Der Sommer stinkt

Gerüche und Erinnerungen sind bei mir eng miteinander verknüpft. Wenn ich eine bestimmte Sorte Duschgel rieche, fühle ich mich zurückversetzt in die Umkleide nach dem Sport vor 20 Jahren. Und bei der Geruchsmischung aus Rasen, feuchter Erde, Grill und Bier muss ich an die guten alten Zeiten auf dem Festivalcampingplatz denken. So ist das auch im Sommer. Richtiges Urlaubsfeeling kommt bei mir erst auf, wenn es nach Fäkalien riecht.

Im Urlaub muss es ab und zu nach Scheiße riechen, sonst fehlt irgendwas. Früher war es der Familienurlaub. Mit dem Auto rollten wir durch die Dörfer in Niedersachsen oder Bayern und von draußen drang der Geruch von Jauche oder frischem Kuhdung ins Fahrzeuginnere. Mein Vater hob dann immer demonstrativ die Nase und sagte genüsslich: „Ahh, das ist Landluft!“

Später war es dann der erste Urlaub mit der Freundin im Süden. In Spanien nahmen wir den Hinterausgang des Hotels, um schneller zum Strand zu kommen und standen plötzlich auf schmuddeligem Brachland. Zwischen Unrat und Unkraut streunten Katzen umher. Und während unseres weiteren Weges Richtung Meer wehte uns ein leichter Geruch nach Fäkalien um die Nase. Verbunden mit der prallen Sonne und den 30 Grad im Schatten war es trotzdem eine angenehme Atmosphäre. So musste es hier einfach riechen. Hier in der Fremde, 2000 Kilometer von zu Hause entfernt. Ich fand’s wunderbar.

Noch später, während der ersten Reise nach Asien, kamen weitere angenehm unangenehme Gerüche dazu. Auf dem Steg am Meer waren unzählige Fische nach dem Ausnehmen zum Trocknen ausgebreitet. Auf dem Markt daneben wurde Stinkfrucht zum Kauf angeboten. Hinter den Verkaufsständen führten offene Abwasserkanäle über den Platz. Tote Tiere, Hühnerfüße, Abgase. Und wieder Fäkalien. Herrlich, dieses Potpourri in einer weit entfernten Welt.

Diese Geruchserinnerungen haben sich tief in mir festgesetzt. Auch in Deutschland riecht es im Sommer oft nach Scheiße. Im Park prügeln sich die Schmeißfliegen um den besten Platz auf dem Hundekackebeutel im Papierkorb. An der Kreuzung zur Schnellstraße stehe ich plötzlich in einer undefinierbaren Geruchswolke. Und hinter dem Altglascontainer muss auch etwas liegen, dass bei 30 Grad und praller Sonne seinen Geruch entfaltet.

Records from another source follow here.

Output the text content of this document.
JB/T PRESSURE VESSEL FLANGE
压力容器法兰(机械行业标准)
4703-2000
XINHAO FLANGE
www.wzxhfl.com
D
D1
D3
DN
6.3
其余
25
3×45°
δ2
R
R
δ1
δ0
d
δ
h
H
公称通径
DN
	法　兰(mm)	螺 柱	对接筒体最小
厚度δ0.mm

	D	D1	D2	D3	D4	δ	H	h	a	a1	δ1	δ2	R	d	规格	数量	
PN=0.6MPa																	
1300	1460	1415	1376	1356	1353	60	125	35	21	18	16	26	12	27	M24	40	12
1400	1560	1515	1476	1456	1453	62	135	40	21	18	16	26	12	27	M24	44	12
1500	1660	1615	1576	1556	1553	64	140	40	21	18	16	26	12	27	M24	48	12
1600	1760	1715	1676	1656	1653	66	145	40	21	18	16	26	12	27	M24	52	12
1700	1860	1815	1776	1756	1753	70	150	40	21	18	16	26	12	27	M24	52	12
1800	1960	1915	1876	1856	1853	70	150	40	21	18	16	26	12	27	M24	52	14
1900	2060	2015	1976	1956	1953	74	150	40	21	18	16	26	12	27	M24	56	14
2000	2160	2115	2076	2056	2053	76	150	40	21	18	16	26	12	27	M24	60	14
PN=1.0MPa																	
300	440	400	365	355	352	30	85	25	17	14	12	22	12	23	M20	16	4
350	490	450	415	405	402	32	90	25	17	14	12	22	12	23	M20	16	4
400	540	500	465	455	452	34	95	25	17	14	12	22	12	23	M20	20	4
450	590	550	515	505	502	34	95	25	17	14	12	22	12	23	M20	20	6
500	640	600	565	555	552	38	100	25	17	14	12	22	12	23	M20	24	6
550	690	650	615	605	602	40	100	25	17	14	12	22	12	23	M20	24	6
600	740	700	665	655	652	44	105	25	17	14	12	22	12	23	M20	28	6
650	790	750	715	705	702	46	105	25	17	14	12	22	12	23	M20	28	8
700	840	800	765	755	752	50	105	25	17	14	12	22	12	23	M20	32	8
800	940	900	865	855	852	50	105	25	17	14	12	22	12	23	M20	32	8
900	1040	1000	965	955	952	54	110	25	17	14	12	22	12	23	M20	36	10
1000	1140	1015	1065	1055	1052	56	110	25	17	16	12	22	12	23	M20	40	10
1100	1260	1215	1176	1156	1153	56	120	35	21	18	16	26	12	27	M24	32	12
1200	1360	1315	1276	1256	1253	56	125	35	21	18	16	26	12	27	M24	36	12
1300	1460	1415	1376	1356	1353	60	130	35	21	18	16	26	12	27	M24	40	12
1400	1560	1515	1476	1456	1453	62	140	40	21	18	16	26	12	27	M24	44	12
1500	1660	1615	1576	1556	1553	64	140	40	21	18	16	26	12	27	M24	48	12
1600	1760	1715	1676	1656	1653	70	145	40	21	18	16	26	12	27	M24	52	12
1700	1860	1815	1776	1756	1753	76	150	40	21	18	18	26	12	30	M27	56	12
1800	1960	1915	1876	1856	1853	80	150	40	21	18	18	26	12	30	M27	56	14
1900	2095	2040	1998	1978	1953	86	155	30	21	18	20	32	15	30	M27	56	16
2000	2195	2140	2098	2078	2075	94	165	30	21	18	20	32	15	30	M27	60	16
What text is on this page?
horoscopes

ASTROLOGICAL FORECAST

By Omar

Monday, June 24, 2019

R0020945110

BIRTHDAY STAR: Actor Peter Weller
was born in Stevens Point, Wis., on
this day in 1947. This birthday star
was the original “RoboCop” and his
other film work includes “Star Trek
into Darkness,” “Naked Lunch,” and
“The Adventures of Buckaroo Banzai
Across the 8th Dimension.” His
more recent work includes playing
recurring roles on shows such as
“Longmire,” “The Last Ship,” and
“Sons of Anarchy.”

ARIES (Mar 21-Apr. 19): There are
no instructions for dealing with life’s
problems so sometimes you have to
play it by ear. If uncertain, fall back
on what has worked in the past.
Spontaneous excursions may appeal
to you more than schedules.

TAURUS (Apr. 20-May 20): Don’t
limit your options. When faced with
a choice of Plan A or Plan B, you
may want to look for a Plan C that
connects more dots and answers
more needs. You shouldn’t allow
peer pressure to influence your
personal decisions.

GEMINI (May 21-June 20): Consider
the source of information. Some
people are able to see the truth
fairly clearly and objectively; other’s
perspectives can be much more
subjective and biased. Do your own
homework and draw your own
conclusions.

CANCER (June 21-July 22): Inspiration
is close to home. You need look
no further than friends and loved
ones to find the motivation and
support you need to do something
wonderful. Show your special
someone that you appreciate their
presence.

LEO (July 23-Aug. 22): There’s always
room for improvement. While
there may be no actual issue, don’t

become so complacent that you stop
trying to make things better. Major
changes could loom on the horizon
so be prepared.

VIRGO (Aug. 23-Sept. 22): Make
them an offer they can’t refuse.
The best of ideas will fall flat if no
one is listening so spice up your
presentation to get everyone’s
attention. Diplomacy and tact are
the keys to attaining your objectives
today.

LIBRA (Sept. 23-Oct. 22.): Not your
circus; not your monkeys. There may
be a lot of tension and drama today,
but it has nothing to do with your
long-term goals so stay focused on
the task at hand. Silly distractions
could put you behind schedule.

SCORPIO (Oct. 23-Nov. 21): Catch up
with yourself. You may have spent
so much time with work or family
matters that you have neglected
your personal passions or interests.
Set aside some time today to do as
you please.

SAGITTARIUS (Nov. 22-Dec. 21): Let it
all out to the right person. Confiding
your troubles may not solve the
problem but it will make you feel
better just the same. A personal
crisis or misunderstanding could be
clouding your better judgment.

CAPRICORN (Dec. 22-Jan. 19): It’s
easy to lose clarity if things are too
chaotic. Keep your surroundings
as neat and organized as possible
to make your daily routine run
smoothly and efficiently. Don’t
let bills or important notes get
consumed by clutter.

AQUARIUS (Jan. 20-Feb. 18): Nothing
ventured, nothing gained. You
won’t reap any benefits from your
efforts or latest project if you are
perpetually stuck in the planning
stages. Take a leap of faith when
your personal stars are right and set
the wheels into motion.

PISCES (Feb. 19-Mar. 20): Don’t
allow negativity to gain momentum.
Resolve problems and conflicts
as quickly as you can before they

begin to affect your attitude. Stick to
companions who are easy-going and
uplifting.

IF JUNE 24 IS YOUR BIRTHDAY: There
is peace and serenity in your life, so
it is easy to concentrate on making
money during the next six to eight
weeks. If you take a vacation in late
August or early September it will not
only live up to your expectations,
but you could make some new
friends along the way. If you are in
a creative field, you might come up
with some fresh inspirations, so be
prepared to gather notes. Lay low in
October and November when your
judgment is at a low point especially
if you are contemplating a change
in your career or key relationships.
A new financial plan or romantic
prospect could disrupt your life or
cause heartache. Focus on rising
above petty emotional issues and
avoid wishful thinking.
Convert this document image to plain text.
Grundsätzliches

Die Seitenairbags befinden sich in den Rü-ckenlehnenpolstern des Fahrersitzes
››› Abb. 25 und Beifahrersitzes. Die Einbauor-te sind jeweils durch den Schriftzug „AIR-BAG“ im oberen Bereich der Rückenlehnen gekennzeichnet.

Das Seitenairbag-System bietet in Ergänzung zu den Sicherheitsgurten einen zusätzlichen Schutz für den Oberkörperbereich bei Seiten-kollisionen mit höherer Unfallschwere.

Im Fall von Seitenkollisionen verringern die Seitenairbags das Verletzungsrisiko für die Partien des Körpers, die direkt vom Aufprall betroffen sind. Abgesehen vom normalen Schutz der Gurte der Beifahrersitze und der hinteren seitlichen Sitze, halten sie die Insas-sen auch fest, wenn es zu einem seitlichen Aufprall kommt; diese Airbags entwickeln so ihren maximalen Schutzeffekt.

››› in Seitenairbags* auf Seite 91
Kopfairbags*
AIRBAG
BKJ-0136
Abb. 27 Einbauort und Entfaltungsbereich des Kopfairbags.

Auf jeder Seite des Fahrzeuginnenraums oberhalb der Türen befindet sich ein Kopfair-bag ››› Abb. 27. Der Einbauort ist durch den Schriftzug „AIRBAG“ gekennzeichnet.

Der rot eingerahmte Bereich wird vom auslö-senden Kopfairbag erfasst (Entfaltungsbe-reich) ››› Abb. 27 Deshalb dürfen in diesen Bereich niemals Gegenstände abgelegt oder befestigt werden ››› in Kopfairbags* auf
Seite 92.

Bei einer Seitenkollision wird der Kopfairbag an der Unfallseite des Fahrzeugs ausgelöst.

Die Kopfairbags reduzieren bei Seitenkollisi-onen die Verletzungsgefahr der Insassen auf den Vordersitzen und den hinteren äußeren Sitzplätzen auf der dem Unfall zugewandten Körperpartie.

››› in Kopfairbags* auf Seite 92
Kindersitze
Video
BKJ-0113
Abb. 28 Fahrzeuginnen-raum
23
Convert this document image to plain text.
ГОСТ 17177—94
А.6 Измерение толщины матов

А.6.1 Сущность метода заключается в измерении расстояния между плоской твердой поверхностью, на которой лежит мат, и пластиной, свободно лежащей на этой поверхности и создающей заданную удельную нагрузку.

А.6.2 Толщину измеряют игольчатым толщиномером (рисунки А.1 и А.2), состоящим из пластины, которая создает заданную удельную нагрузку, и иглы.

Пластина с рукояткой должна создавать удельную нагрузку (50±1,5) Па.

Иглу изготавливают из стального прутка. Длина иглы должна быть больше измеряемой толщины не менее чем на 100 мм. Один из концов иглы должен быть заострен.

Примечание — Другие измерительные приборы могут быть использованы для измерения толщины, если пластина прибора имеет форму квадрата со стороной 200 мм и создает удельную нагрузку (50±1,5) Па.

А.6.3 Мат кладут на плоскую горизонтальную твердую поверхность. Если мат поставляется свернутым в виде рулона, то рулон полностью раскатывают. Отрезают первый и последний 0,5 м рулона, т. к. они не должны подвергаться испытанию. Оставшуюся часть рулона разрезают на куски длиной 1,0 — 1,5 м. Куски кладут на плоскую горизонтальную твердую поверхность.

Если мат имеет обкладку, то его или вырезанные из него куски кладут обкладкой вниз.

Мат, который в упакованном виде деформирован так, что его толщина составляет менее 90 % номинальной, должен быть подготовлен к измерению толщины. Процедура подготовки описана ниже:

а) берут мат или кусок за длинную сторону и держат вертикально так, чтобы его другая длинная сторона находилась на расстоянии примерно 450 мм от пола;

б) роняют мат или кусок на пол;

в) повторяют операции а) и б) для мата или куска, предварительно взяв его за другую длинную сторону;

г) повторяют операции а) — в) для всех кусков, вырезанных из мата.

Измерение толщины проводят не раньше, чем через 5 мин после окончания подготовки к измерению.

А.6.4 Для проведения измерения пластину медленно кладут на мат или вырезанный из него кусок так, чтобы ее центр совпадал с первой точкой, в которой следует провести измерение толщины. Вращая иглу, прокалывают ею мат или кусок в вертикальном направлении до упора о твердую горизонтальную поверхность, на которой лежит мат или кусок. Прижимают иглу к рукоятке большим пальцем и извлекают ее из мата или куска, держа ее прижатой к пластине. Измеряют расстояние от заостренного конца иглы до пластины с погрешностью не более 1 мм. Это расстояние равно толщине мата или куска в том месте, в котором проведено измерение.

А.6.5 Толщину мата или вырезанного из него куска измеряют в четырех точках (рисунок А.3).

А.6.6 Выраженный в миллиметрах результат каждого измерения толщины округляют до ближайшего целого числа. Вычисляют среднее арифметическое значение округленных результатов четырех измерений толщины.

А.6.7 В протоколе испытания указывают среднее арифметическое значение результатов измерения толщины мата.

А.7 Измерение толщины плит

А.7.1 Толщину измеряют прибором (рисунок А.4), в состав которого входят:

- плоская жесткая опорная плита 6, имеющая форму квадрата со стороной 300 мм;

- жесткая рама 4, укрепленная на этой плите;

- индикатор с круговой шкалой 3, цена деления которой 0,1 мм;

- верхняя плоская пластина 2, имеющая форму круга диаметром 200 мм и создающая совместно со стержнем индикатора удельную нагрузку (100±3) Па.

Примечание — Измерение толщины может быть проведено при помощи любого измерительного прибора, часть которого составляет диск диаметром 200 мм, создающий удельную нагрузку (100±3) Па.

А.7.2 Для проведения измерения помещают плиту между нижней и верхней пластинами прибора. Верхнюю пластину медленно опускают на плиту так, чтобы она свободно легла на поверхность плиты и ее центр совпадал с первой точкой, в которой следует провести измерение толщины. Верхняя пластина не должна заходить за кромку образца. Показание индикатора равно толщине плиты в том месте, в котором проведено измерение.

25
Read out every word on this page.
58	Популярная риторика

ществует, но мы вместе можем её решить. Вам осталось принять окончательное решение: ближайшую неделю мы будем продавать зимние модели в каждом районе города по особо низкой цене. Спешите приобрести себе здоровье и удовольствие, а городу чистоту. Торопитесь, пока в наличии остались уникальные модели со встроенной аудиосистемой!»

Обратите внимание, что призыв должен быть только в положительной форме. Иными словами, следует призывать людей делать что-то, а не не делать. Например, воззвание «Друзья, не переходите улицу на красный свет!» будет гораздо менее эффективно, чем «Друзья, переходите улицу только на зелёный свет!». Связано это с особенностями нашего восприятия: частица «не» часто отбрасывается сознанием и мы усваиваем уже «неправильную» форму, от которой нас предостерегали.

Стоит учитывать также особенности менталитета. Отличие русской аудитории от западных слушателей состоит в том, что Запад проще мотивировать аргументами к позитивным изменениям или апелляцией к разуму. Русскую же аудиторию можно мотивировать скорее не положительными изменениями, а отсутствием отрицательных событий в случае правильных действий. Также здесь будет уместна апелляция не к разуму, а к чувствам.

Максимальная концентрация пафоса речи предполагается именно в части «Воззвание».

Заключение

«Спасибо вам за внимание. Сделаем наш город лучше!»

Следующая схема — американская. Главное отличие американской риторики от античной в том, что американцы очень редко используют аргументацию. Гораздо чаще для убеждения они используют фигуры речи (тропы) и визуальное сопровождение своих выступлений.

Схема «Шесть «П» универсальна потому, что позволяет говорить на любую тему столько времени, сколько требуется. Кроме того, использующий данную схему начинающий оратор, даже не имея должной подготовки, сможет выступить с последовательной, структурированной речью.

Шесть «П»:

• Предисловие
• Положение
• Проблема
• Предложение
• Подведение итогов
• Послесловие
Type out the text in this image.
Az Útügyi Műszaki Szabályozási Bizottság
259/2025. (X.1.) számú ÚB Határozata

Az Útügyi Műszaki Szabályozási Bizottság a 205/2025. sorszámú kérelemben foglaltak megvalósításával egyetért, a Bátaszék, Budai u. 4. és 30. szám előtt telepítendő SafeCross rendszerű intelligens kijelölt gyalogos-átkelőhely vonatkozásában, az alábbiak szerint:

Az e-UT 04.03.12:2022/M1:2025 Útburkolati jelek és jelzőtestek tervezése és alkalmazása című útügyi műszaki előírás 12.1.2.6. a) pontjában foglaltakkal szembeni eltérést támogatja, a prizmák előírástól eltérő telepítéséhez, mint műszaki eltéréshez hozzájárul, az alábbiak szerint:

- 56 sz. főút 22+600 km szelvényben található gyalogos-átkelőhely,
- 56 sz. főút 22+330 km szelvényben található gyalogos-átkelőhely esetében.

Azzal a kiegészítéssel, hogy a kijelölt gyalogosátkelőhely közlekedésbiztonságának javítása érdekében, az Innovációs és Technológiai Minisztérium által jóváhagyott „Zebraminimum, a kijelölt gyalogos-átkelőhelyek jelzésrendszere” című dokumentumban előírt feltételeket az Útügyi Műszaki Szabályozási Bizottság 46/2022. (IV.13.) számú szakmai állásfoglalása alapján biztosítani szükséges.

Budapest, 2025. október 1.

Und dann geht wieder die Fantasie mit mir durch. Ich spüre die Sonne und die Hitze und den Schweiß. Und ich rieche das angenehm Unangenehme. Und plötzlich stehe ich wieder auf der schmuddeligen Seitenstraße auf Mallorca und freue mich auf einen Tag am Strand. Ich schlendere über den Markt in Indonesien und sauge all die Eindrücke einer fremden Kultur auf wie ein Schwamm. Und ich wandere durch die bayrischen Dörfer und genieße den Blick auf Kuhweiden und Bergpanorama.

So fühlt sich Urlaub an. Auch wenn ich eigentlich nur Mittagspause habe und kurz zum Bäcker gehe.